ええ曲を作る才能と、バンドのマネージメントをする能力は、まったく別物です。前者に秀でている人間が後者もできるとは限らず、むしろ、前者の才能ある人間は、その他諸々に欠陥のあることが多い気がします。そうであるなら、むしろ、しっかりとマネージメントをしてあげる人がいないことは、せっかくの才能を埋もれさせてしまうことになってしまいます。なんでも一人でできるというのは幻想です。適材適所という言葉もあります。本来なら、細かく仕事を分担し、その分担分のスペシャリストに仕事を任せるのが一番いいに決まってます。
ところが。
そうすると人をたくさん雇わなければなりません。例えば5種類の仕事があり、すべての仕事が60点の人材と、5種類のうち1種類は完璧で300点やってもいいくらいなのに他4種類が0点の場合、企業は平均60点を雇わざるをえません。というか、平均60点を大切にします。300点もいらんねん。もっとできることを増やせと怒られてしまうかもしれません。せっかく300点持っていても、これでは0点と同じになってしまいます。人件費が嵩むばかりに300点が0点とみなされ、平均60点が重宝されます。それどころか、平均30点でも1種類だけ300点の人よりも大事にされるのです。

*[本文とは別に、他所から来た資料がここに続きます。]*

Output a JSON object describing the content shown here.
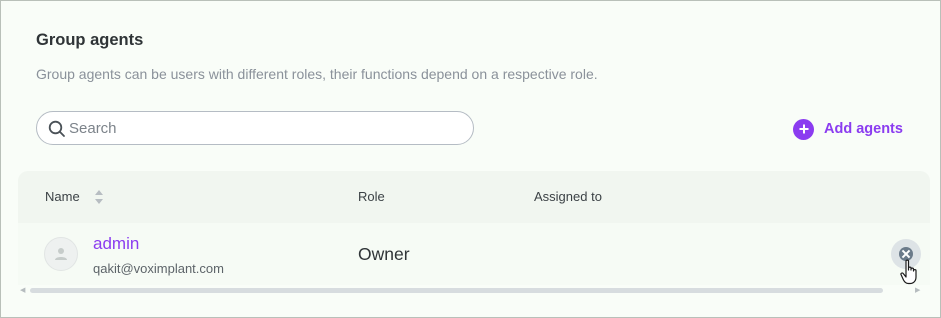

果たしてそれでいいんでしょうか。冒頭のバンドのリーダーが「ちゃんとしたサポート」があれば本当に売れたのかどうかは定かではありませんが、かつての私のように、そういう人間に対して多くを求めがちな世の中であることは昔から変わっておらず、むしろ、そういう状況はどんどん酷くなっております。何か一つに特化した才能を持つ人たちは冷遇され、不貞腐れ、なんでもある程度できる人ばかりが大事にされる。本当にそれでいいのかどうか。そういう世の中であるほうが助かると思う反面、そういう世の中になったら困るとも思う。皆さん、どっちのがいいですか。